The U.S. economy is in such terrible shape that the Federal Reserve will have to implement another round of quantitative easing (QE3), says legendary investor Jim Rogers.
But that’s not what they’ll call it, he tells RT (Russia Today) Television.
The Fed’s QE2 program will end as scheduled June 30, because the central bank has committed itself so strongly to that date, Rogers says.
(Getty Images photo)
“But when thing start to get worse again, you’re going to see them come back with QE3,” he argues. “They may not call it that. They may call it ‘cupcakes.’ Who knows what they’ll call it, but it’s coming back.”
As for the government’s debt burden, Rogers says Treasurys will pay the price for Washington’s failure to deal with it.

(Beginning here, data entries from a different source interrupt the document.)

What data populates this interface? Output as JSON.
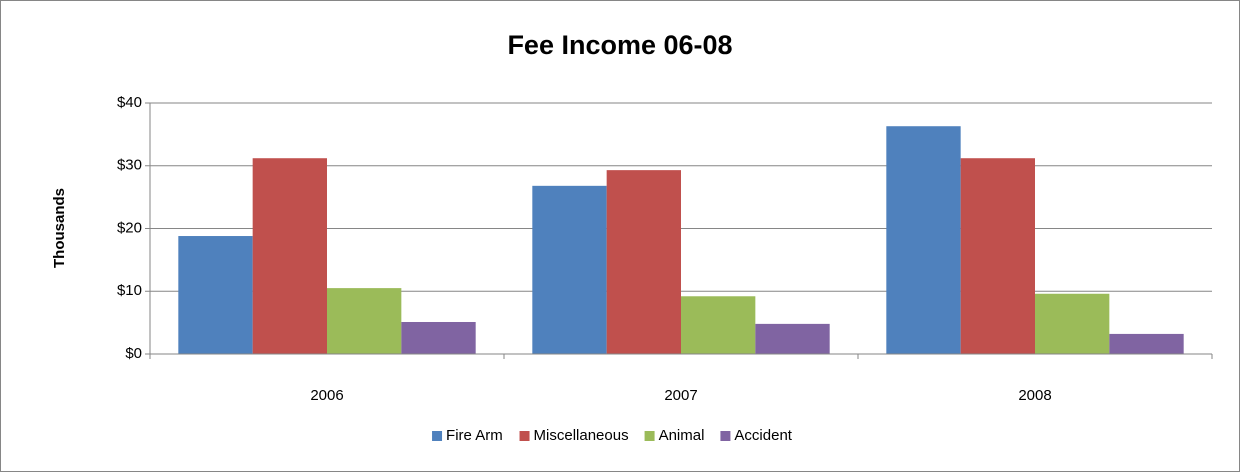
{
  "chart_data": {
    "type": "bar",
    "title": "Fee Income 06-08",
    "ylabel": "Thousands",
    "categories": [
      "2006",
      "2007",
      "2008"
    ],
    "series": [
      {
        "name": "Fire Arm",
        "color": "#4f81bd",
        "values": [
          18.8,
          26.8,
          36.3
        ]
      },
      {
        "name": "Miscellaneous",
        "color": "#c0504d",
        "values": [
          31.2,
          29.3,
          31.2
        ]
      },
      {
        "name": "Animal",
        "color": "#9bbb59",
        "values": [
          10.5,
          9.2,
          9.6
        ]
      },
      {
        "name": "Accident",
        "color": "#8064a2",
        "values": [
          5.1,
          4.8,
          3.2
        ]
      }
    ],
    "ylim": [
      0,
      40
    ],
    "yticks": [
      {
        "value": 0,
        "label": "$0"
      },
      {
        "value": 10,
        "label": "$10"
      },
      {
        "value": 20,
        "label": "$20"
      },
      {
        "value": 30,
        "label": "$30"
      },
      {
        "value": 40,
        "label": "$40"
      }
    ],
    "grid": true,
    "legend": "bottom"
  }
}
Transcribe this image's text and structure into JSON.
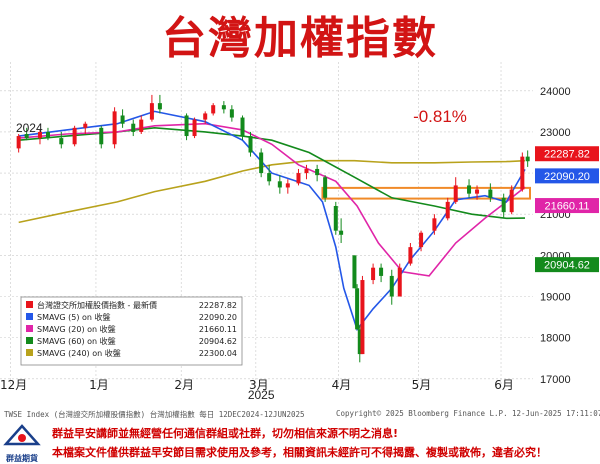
{
  "title": "台灣加權指數",
  "change_pct": "-0.81%",
  "chart_data": {
    "type": "candlestick",
    "ylim": [
      16800,
      24700
    ],
    "y_ticks": [
      "24000",
      "23000",
      "22000",
      "21000",
      "20000",
      "19000",
      "18000",
      "17000"
    ],
    "x_ticks": [
      "12月",
      "1月",
      "2月",
      "3月",
      "4月",
      "5月",
      "6月"
    ],
    "year_labels": [
      "2024",
      "2025"
    ],
    "right_labels": [
      {
        "text": "22287.82",
        "value": 22287.82,
        "color": "#e8141c"
      },
      {
        "text": "22090.20",
        "value": 22090.2,
        "color": "#2457e8"
      },
      {
        "text": "21660.11",
        "value": 21660.11,
        "color": "#e025a8"
      },
      {
        "text": "20904.62",
        "value": 20904.62,
        "color": "#138a1c"
      }
    ],
    "legend": [
      {
        "label": "台灣證交所加權股價指數 - 最新價",
        "value": "22287.82",
        "color": "#e8141c"
      },
      {
        "label": "SMAVG (5)  on 收盤",
        "value": "22090.20",
        "color": "#2457e8"
      },
      {
        "label": "SMAVG (20)  on 收盤",
        "value": "21660.11",
        "color": "#e025a8"
      },
      {
        "label": "SMAVG (60)  on 收盤",
        "value": "20904.62",
        "color": "#138a1c"
      },
      {
        "label": "SMAVG (240)  on 收盤",
        "value": "22300.04",
        "color": "#b8a21c"
      }
    ],
    "highlight_band": [
      21380,
      21640
    ],
    "series": [
      {
        "name": "SMAVG (5)",
        "color": "#2457e8",
        "points": [
          [
            "2024-12-02",
            22900
          ],
          [
            "2024-12-20",
            23050
          ],
          [
            "2025-01-08",
            23200
          ],
          [
            "2025-01-22",
            23500
          ],
          [
            "2025-02-10",
            23250
          ],
          [
            "2025-02-24",
            22800
          ],
          [
            "2025-03-07",
            22000
          ],
          [
            "2025-03-14",
            21850
          ],
          [
            "2025-03-21",
            21700
          ],
          [
            "2025-03-26",
            21300
          ],
          [
            "2025-03-31",
            20200
          ],
          [
            "2025-04-03",
            19200
          ],
          [
            "2025-04-08",
            18200
          ],
          [
            "2025-04-14",
            18700
          ],
          [
            "2025-04-21",
            19200
          ],
          [
            "2025-04-28",
            19900
          ],
          [
            "2025-05-07",
            20600
          ],
          [
            "2025-05-15",
            21350
          ],
          [
            "2025-05-26",
            21450
          ],
          [
            "2025-06-03",
            21300
          ],
          [
            "2025-06-10",
            22090
          ]
        ]
      },
      {
        "name": "SMAVG (20)",
        "color": "#e025a8",
        "points": [
          [
            "2024-12-02",
            22850
          ],
          [
            "2024-12-20",
            22950
          ],
          [
            "2025-01-08",
            23000
          ],
          [
            "2025-01-22",
            23150
          ],
          [
            "2025-02-10",
            23200
          ],
          [
            "2025-02-24",
            23050
          ],
          [
            "2025-03-07",
            22700
          ],
          [
            "2025-03-17",
            22200
          ],
          [
            "2025-03-31",
            21800
          ],
          [
            "2025-04-08",
            21200
          ],
          [
            "2025-04-16",
            20300
          ],
          [
            "2025-04-25",
            19600
          ],
          [
            "2025-05-05",
            19500
          ],
          [
            "2025-05-15",
            20300
          ],
          [
            "2025-05-26",
            20900
          ],
          [
            "2025-06-03",
            21300
          ],
          [
            "2025-06-10",
            21660
          ]
        ]
      },
      {
        "name": "SMAVG (60)",
        "color": "#138a1c",
        "points": [
          [
            "2024-12-02",
            22800
          ],
          [
            "2024-12-20",
            22900
          ],
          [
            "2025-01-08",
            23000
          ],
          [
            "2025-01-22",
            23100
          ],
          [
            "2025-02-10",
            23000
          ],
          [
            "2025-02-24",
            22900
          ],
          [
            "2025-03-07",
            22800
          ],
          [
            "2025-03-21",
            22500
          ],
          [
            "2025-04-07",
            21900
          ],
          [
            "2025-04-21",
            21400
          ],
          [
            "2025-05-07",
            21200
          ],
          [
            "2025-05-21",
            21000
          ],
          [
            "2025-06-03",
            20900
          ],
          [
            "2025-06-10",
            20905
          ]
        ]
      },
      {
        "name": "SMAVG (240)",
        "color": "#b8a21c",
        "points": [
          [
            "2024-12-02",
            20800
          ],
          [
            "2024-12-20",
            21050
          ],
          [
            "2025-01-08",
            21300
          ],
          [
            "2025-01-22",
            21550
          ],
          [
            "2025-02-10",
            21800
          ],
          [
            "2025-02-24",
            22050
          ],
          [
            "2025-03-07",
            22200
          ],
          [
            "2025-03-21",
            22300
          ],
          [
            "2025-04-07",
            22300
          ],
          [
            "2025-04-21",
            22250
          ],
          [
            "2025-05-07",
            22250
          ],
          [
            "2025-05-21",
            22270
          ],
          [
            "2025-06-03",
            22280
          ],
          [
            "2025-06-10",
            22300
          ]
        ]
      }
    ],
    "candles": [
      {
        "d": "2024-12-02",
        "o": 22600,
        "h": 22950,
        "l": 22500,
        "c": 22900
      },
      {
        "d": "2024-12-05",
        "o": 22950,
        "h": 23100,
        "l": 22800,
        "c": 22850
      },
      {
        "d": "2024-12-10",
        "o": 22850,
        "h": 23050,
        "l": 22700,
        "c": 23000
      },
      {
        "d": "2024-12-13",
        "o": 23000,
        "h": 23100,
        "l": 22800,
        "c": 22850
      },
      {
        "d": "2024-12-18",
        "o": 22850,
        "h": 23000,
        "l": 22600,
        "c": 22700
      },
      {
        "d": "2024-12-23",
        "o": 22700,
        "h": 23150,
        "l": 22650,
        "c": 23100
      },
      {
        "d": "2024-12-27",
        "o": 23100,
        "h": 23250,
        "l": 22950,
        "c": 23200
      },
      {
        "d": "2025-01-02",
        "o": 23100,
        "h": 23150,
        "l": 22600,
        "c": 22700
      },
      {
        "d": "2025-01-07",
        "o": 22700,
        "h": 23600,
        "l": 22600,
        "c": 23500
      },
      {
        "d": "2025-01-10",
        "o": 23400,
        "h": 23550,
        "l": 23100,
        "c": 23200
      },
      {
        "d": "2025-01-14",
        "o": 23200,
        "h": 23300,
        "l": 22900,
        "c": 23000
      },
      {
        "d": "2025-01-17",
        "o": 23000,
        "h": 23400,
        "l": 22950,
        "c": 23300
      },
      {
        "d": "2025-01-21",
        "o": 23300,
        "h": 23900,
        "l": 23250,
        "c": 23700
      },
      {
        "d": "2025-01-24",
        "o": 23700,
        "h": 23900,
        "l": 23450,
        "c": 23550
      },
      {
        "d": "2025-02-03",
        "o": 23400,
        "h": 23450,
        "l": 22800,
        "c": 22900
      },
      {
        "d": "2025-02-06",
        "o": 22900,
        "h": 23350,
        "l": 22850,
        "c": 23300
      },
      {
        "d": "2025-02-10",
        "o": 23300,
        "h": 23500,
        "l": 23200,
        "c": 23450
      },
      {
        "d": "2025-02-13",
        "o": 23450,
        "h": 23700,
        "l": 23400,
        "c": 23650
      },
      {
        "d": "2025-02-17",
        "o": 23650,
        "h": 23750,
        "l": 23450,
        "c": 23550
      },
      {
        "d": "2025-02-20",
        "o": 23550,
        "h": 23650,
        "l": 23250,
        "c": 23350
      },
      {
        "d": "2025-02-24",
        "o": 23350,
        "h": 23400,
        "l": 22800,
        "c": 22900
      },
      {
        "d": "2025-02-27",
        "o": 22900,
        "h": 23000,
        "l": 22400,
        "c": 22500
      },
      {
        "d": "2025-03-03",
        "o": 22500,
        "h": 22600,
        "l": 21900,
        "c": 22000
      },
      {
        "d": "2025-03-06",
        "o": 22000,
        "h": 22200,
        "l": 21700,
        "c": 21800
      },
      {
        "d": "2025-03-10",
        "o": 21800,
        "h": 21950,
        "l": 21500,
        "c": 21650
      },
      {
        "d": "2025-03-13",
        "o": 21650,
        "h": 21850,
        "l": 21500,
        "c": 21750
      },
      {
        "d": "2025-03-17",
        "o": 21750,
        "h": 22100,
        "l": 21700,
        "c": 22000
      },
      {
        "d": "2025-03-20",
        "o": 22000,
        "h": 22200,
        "l": 21850,
        "c": 22100
      },
      {
        "d": "2025-03-24",
        "o": 22100,
        "h": 22200,
        "l": 21800,
        "c": 21950
      },
      {
        "d": "2025-03-27",
        "o": 21900,
        "h": 21950,
        "l": 21300,
        "c": 21400
      },
      {
        "d": "2025-03-31",
        "o": 21200,
        "h": 21300,
        "l": 20500,
        "c": 20600
      },
      {
        "d": "2025-04-02",
        "o": 20600,
        "h": 20900,
        "l": 20300,
        "c": 20500
      },
      {
        "d": "2025-04-07",
        "o": 20000,
        "h": 20000,
        "l": 19200,
        "c": 19200
      },
      {
        "d": "2025-04-08",
        "o": 19200,
        "h": 19300,
        "l": 18200,
        "c": 18200
      },
      {
        "d": "2025-04-09",
        "o": 18200,
        "h": 18300,
        "l": 17400,
        "c": 17600
      },
      {
        "d": "2025-04-10",
        "o": 17600,
        "h": 19500,
        "l": 17600,
        "c": 19400
      },
      {
        "d": "2025-04-14",
        "o": 19400,
        "h": 19800,
        "l": 19300,
        "c": 19700
      },
      {
        "d": "2025-04-17",
        "o": 19700,
        "h": 19800,
        "l": 19350,
        "c": 19500
      },
      {
        "d": "2025-04-21",
        "o": 19500,
        "h": 19650,
        "l": 18800,
        "c": 19000
      },
      {
        "d": "2025-04-24",
        "o": 19000,
        "h": 19800,
        "l": 19000,
        "c": 19700
      },
      {
        "d": "2025-04-28",
        "o": 19800,
        "h": 20300,
        "l": 19750,
        "c": 20200
      },
      {
        "d": "2025-05-02",
        "o": 20200,
        "h": 20600,
        "l": 20100,
        "c": 20550
      },
      {
        "d": "2025-05-07",
        "o": 20600,
        "h": 21000,
        "l": 20500,
        "c": 20900
      },
      {
        "d": "2025-05-12",
        "o": 20900,
        "h": 21400,
        "l": 20850,
        "c": 21300
      },
      {
        "d": "2025-05-15",
        "o": 21300,
        "h": 21900,
        "l": 21250,
        "c": 21700
      },
      {
        "d": "2025-05-20",
        "o": 21700,
        "h": 21850,
        "l": 21400,
        "c": 21500
      },
      {
        "d": "2025-05-23",
        "o": 21500,
        "h": 21700,
        "l": 21350,
        "c": 21600
      },
      {
        "d": "2025-05-28",
        "o": 21600,
        "h": 21750,
        "l": 21300,
        "c": 21400
      },
      {
        "d": "2025-06-02",
        "o": 21400,
        "h": 21500,
        "l": 20900,
        "c": 21050
      },
      {
        "d": "2025-06-05",
        "o": 21050,
        "h": 21700,
        "l": 21000,
        "c": 21600
      },
      {
        "d": "2025-06-09",
        "o": 21600,
        "h": 22500,
        "l": 21550,
        "c": 22400
      },
      {
        "d": "2025-06-11",
        "o": 22400,
        "h": 22550,
        "l": 22150,
        "c": 22287.82
      }
    ],
    "x_tick_dates": [
      "2024-11-29",
      "2024-12-31",
      "2025-02-01",
      "2025-03-01",
      "2025-04-01",
      "2025-05-01",
      "2025-06-01"
    ],
    "year_label_dates": [
      "2024-12-06",
      "2025-03-03"
    ],
    "x_range": [
      "2024-11-25",
      "2025-06-13"
    ]
  },
  "footer": {
    "left": "TWSE Index (台灣證交所加權股價指數) 台灣加權指數  每日 12DEC2024-12JUN2025",
    "center": "Copyright© 2025 Bloomberg Finance L.P.",
    "right": "12-Jun-2025 17:11:07"
  },
  "logo_text": "群益期貨",
  "disclaimer": {
    "line1": "群益早安講師並無經營任何通信群組或社群，切勿相信來源不明之消息!",
    "line2": "本檔案文件僅供群益早安節目需求使用及參考，相關資訊未經許可不得揭露、複製或散佈，違者必究！"
  }
}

“Sooner or later – probably within the next couple years – you’re going to see people stop buying U.S. government bonds. They will stop lending money to us,” he maintains.
“You’ll see interest rates go a lot higher. You’ll see turmoil in currency markets, in all financial markets and therefore all real markets – shops, companies, factories. Everything will be affected.”
Many experts agree with Rogers about QE3.
“The bond market is going in one direction, which is up, telling you quite clearly the direction of economic travel is downward,” Simon Maughan, co-head of European equities at MF Global, tells CNBC.
“QE3 is coming. The bond markets are all smarter than us, and that’s exactly what the bond markets are telling me.”